PBGC Wants Northwest to Come Clean on Reorganization Plan

March 23, 2007 (PLANSPONSOR.com) - The nation's private pension insurer has a message for potential investors in Northwest Airlines - know what you're getting into.

Earlier today the Pension Benefit Guaranty Corporation (PBGC) said that Northwest hasn’t been clear about the implications of its pension liabilities in the Chapter 11 disclosure statement it plans to send to creditors.   In a court filing last week, the PBGC is asking that Northwest Airlines make it clear to creditors that the airline will remain stuck with “billions of dollars” in pension liabilities if it exits bankruptcy proceedings under its current Chapter 11 plan.

“The disclosure statement should clearly state what is now, at best, implied and buried between the lines,” the PBGC said, according to an Associated Press report. The implication, it said, is that the pension plans have not been terminated — and will not be — under Northwest’s bankruptcy proceedings. Accordingly, the pension liability will “continue unaffected.”

In the court papers, which were filed Friday, the PBGC said the disclosure is “critically important” to Northwest’s unsecured creditors because they would end up owning more than 90% of the stock Northwest aims to issue upon its Chapter 11 exit.   The current reorganization plan for Northwest calls for creditors to swap their debt for the new stock.

The PBGC said Northwest and its subsidiaries “do not propose to terminate any of the pension plans.” But that intention should be stated explicitly in the company’s reorganization plan so that creditors can take the liability into account when they decide whether to swap debt for new stock in the company.   “In order for them to have adequate information from which to decide whether to exchange their debt claims for equity, they need to understand that, following confirmation of the plan of reorganization, (Northwest) will remain fully liable for all funding, premiums, unfunded pension-benefit liabilities upon termination, and other potential liabilities,” the PBGC said, according to an AP report.

Northwest's disclosure statement has also drawn fire from a group of big distressed-debt investors who collectively hold $1.5 billion in unsecured claims against the airline.
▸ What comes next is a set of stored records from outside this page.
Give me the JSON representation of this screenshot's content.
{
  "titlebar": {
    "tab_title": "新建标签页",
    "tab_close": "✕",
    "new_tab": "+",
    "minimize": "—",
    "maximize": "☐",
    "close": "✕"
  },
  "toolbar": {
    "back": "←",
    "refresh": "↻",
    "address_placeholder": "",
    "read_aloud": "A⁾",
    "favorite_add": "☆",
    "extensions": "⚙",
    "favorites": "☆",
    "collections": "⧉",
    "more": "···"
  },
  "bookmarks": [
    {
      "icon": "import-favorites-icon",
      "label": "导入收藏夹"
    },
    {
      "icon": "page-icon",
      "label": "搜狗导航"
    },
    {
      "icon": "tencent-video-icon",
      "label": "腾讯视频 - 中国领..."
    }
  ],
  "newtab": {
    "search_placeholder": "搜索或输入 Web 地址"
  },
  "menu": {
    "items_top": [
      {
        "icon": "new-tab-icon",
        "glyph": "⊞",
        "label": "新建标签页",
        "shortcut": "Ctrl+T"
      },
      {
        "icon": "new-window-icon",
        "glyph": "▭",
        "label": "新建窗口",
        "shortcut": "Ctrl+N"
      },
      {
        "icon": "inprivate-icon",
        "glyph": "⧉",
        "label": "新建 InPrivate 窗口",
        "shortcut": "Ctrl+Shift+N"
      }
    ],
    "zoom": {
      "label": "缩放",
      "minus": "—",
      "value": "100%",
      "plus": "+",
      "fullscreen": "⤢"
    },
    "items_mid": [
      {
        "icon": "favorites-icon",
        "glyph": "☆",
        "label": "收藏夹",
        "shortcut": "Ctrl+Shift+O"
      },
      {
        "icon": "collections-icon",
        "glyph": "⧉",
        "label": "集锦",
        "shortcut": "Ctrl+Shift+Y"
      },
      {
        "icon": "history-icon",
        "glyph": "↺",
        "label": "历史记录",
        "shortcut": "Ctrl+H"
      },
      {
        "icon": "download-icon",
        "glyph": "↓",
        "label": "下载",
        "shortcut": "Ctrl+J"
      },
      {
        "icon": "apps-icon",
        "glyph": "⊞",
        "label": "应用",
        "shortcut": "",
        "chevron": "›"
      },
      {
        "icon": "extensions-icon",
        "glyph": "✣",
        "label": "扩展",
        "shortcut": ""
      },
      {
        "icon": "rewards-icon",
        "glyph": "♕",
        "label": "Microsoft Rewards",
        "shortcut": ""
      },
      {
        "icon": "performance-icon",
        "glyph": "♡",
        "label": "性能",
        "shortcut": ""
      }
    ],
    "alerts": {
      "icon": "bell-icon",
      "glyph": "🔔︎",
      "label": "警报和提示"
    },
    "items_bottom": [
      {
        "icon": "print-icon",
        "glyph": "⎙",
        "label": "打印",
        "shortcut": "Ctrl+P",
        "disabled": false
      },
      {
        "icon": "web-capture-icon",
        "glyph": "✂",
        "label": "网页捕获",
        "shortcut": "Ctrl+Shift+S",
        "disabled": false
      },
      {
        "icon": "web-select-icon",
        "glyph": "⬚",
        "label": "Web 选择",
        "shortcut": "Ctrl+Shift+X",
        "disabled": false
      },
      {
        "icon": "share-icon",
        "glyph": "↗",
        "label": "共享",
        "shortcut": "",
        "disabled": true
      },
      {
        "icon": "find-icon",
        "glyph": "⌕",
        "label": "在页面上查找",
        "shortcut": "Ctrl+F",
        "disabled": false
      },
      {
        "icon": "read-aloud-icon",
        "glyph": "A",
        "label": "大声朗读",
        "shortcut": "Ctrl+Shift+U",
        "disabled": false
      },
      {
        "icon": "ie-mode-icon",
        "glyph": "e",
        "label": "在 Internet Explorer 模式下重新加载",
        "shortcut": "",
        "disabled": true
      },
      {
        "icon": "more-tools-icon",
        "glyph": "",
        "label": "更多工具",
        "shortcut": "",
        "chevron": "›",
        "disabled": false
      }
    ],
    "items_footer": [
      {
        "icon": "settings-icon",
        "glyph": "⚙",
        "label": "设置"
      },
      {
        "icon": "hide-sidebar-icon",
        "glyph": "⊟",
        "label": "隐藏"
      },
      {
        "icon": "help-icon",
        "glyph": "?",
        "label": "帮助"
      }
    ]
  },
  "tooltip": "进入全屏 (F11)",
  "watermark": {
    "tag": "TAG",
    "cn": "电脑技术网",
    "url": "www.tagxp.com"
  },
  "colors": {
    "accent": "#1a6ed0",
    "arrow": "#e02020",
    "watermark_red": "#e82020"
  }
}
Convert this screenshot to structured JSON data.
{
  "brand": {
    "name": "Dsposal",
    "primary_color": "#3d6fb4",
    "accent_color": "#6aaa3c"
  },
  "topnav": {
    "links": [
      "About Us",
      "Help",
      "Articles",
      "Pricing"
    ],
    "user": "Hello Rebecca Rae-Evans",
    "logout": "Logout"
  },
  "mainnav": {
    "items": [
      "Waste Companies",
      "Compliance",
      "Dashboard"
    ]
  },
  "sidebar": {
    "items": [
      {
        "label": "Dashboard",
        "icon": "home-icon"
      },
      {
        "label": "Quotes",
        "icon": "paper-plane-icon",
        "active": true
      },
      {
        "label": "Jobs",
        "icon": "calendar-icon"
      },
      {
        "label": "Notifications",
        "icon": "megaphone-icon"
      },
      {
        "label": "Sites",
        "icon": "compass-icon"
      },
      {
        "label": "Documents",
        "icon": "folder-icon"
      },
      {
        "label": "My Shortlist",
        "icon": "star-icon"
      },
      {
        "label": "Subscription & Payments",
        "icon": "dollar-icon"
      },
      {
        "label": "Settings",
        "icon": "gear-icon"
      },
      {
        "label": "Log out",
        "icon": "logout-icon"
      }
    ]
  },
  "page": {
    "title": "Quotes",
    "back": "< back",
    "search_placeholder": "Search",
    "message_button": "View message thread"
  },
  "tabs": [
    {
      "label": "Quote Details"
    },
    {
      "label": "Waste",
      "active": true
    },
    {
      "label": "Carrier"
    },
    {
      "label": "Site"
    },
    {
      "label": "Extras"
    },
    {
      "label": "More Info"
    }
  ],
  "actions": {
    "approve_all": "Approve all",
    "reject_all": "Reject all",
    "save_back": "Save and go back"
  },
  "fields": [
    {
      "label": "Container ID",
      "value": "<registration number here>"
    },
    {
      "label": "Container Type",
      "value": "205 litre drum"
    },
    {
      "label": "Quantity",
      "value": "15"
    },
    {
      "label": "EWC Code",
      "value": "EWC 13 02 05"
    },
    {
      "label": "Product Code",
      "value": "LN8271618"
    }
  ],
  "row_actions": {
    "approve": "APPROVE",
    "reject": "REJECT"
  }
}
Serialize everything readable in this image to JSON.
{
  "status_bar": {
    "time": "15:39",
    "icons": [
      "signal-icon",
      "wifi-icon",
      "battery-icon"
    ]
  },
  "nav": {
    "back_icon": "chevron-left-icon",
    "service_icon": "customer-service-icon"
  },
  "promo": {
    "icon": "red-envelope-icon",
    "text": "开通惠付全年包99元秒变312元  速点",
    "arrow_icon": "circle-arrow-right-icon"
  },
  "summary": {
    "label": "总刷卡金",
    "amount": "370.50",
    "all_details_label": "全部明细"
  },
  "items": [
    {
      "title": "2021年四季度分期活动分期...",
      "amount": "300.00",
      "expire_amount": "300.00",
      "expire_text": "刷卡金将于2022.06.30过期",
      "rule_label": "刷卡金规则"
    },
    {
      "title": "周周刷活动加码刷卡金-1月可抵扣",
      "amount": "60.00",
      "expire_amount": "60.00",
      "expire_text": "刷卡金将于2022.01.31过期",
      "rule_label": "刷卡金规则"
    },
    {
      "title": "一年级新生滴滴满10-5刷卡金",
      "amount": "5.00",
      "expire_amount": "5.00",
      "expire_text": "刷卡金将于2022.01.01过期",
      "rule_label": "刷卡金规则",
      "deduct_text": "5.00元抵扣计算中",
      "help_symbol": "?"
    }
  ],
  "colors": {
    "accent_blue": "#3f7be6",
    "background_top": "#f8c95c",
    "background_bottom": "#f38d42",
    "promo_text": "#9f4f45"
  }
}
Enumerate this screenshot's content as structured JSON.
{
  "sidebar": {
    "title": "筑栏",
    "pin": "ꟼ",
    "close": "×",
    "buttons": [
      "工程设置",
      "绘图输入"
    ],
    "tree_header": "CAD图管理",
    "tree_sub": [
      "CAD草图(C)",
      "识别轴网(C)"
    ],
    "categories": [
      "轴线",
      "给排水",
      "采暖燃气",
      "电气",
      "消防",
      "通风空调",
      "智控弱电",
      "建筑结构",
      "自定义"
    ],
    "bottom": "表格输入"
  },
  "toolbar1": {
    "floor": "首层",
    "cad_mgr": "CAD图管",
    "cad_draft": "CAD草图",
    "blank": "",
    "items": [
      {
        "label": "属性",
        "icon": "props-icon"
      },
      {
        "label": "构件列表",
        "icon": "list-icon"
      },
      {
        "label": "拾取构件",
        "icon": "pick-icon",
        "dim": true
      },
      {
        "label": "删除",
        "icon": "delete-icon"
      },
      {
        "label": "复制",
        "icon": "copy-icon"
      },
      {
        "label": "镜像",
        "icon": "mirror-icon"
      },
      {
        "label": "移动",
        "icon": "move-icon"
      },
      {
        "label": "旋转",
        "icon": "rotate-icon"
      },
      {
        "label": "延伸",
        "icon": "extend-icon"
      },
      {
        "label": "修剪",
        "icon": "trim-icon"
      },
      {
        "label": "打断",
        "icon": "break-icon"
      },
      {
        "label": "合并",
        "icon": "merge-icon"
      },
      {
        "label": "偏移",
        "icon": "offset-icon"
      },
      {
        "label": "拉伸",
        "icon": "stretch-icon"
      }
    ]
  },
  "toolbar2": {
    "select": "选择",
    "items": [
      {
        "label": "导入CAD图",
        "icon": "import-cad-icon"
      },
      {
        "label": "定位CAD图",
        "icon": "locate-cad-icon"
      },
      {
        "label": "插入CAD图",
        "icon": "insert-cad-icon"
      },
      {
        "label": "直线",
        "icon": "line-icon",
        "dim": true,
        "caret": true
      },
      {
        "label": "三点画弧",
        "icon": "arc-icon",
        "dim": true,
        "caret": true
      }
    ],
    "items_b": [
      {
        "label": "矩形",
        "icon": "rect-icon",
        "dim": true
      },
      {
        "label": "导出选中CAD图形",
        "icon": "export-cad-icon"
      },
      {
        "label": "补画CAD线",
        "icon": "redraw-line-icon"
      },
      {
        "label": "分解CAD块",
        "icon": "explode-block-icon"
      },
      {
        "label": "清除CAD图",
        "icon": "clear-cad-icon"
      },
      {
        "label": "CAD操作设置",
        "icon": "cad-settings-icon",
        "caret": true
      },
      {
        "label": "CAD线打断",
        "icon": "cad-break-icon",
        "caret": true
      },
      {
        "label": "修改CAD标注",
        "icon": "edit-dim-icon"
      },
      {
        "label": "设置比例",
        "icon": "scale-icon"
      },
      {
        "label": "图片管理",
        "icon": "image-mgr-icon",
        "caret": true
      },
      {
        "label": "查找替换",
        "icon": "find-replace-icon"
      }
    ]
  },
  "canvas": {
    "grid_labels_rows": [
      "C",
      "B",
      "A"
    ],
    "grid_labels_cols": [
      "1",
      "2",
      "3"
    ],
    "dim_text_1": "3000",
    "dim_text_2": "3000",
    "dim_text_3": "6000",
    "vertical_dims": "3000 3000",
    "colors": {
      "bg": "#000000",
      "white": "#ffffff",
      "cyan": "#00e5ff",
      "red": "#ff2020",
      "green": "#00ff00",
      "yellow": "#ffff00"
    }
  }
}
In court papers Friday, the investors said Northwest is seeking to impose on its new stockholders "numerous onerous provisions that will likely adversely affect the market value and marketability of the new common stock."

Judge Allan Gropper of the U.S. Bankruptcy Court in Manhattan is scheduled to consider the adequacy of that statement at a court hearing Monday.

In filings this year, Northwest said it would owe the PBGC $4.2 billion if it terminated its three pension plans.   In January the airline and the PBGC hammered out a deal to settle overdue insurance premiums the airline owed to cover its pilots' pension plan.   However, the $14 million settlement did not relieve Northwest of the burden of its underfunded pension plans, which amounted to a shortfall of $5.7 billion when the company filed for bankruptcy protection in September 2005 (see  Northwest Settles Overdue Premiums with the PBGC ).